3. First Battle of Bull Run (1861) -

#3 First Battle of Bull Run (1861) -

The First Battle of Bull Run took place on July 21st in Fairfax County and Prince William County by the city of Manassas, Virginia. The battle was one of the first to take place during the war and is the most well known early battle due to the fact that it was the first major land-based confrontation. The Union forces under Brigadier General Irvin McDowell (1818-85) were 28,400 strong, while the Confederate forces under Brigadier General P.G.T. Beauregard and General Joseph E. Johnston (1807-91) were 30,800 strong. Going into to the battle Union forces had high hopes of routing the rebels and putting a quick end to the war. The battle went back and forth between the Confederates and Union troops until Johnston's reinforcements arrived. This lead to a rout of the Union army, a major Confederate victory and dashed northern hopes of the war coming to a quick conclusion. The battle resulted in 2,700 Union casualties and 2,200 Confederate casualties.

2. Battle of Appomattox Station and Court House (1865) -

#2 Battle of Appomattox Station and Court House (1865) -

The Battle of Appomattox Station and Court House took place on April 9th and was one of the final battles of the American Civil War. The Union Army led by Grant was 120,000 men strong, completely outnumbering Lee's Confederate army of only 30,000. Two days before the battle Lee had received a letter from Grant requesting his surrender but he refused. Lee was hopeful that his men could get to Lynchburg while fending off the Union calvary before any infantry showed up. After early fighting Lee received reports of Union infantry and decided to surrender to Grant since there was no reason to keep retreating. After correspondence Lee and Grant met to discuss surrender terms shortly after midday, effectively but not officially ending the American Civil War.
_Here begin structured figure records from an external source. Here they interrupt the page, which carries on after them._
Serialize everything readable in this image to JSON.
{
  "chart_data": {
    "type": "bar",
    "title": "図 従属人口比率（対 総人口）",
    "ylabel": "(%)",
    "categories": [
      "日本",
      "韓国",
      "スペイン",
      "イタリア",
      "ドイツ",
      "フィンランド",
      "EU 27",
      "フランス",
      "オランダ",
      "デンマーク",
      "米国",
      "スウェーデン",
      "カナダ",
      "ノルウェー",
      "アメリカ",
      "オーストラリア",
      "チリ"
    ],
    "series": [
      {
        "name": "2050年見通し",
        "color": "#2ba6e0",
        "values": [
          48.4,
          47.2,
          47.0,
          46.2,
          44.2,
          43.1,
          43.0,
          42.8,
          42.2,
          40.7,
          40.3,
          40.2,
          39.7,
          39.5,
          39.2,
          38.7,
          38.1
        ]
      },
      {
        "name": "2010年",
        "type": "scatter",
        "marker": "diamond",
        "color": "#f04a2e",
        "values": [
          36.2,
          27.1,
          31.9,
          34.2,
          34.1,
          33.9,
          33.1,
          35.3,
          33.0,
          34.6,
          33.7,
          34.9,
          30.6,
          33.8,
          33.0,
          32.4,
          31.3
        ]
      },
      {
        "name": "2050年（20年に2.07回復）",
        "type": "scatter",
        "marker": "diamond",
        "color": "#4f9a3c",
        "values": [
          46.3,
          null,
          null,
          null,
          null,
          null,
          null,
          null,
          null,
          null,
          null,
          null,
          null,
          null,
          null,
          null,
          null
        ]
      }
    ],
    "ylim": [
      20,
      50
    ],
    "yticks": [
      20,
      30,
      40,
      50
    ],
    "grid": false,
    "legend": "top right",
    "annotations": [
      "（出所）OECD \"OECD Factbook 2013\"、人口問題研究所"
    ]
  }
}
The casualties on both sides of this battle were light, with 260 Union casualties and 440 Confederate.

1. Battle of Gettysburg (1863) -

#1 Battle of Gettysburg (1863) -

The Battle of Gettysburg was fought between July 1st and 3rd in Adams Country, Pennsylvania near the town of Gettysburg. The Union army was commanded by Major General George G. Meade (1815-72) and was 82,289 men strong, while the Confederate army was commanded by Robert E. Lee and was 75,000 men strong. The battle of Gettysburg was the culmination of Lee's Gettysburg Campaign in order to try and obtain badly needed supplies, undermine northern morale and encourage anti-war action in the north. What resulted from this campaign however was the largest and deadliest battle of the American Civil War, with 23,049 Union casualties and 28,063 Confederate casualties. Following his defeat Lee retreated back to Virginia with his army but would never invade the north again and would be pushed back towards Richmond for the remainder of the war. The aftermath of Gettysburg was a turning point in the war as the loss of the battle, along with the Confederate surrender at Vicksburg the following day is seen as the turning point in the war that would lead to victory by the Union. Months after the battle Lincoln would deliver his Gettysburg Address at the dedication of the Soldiers' National Cemetery in Gettysburg, one of the best known speeches in American history.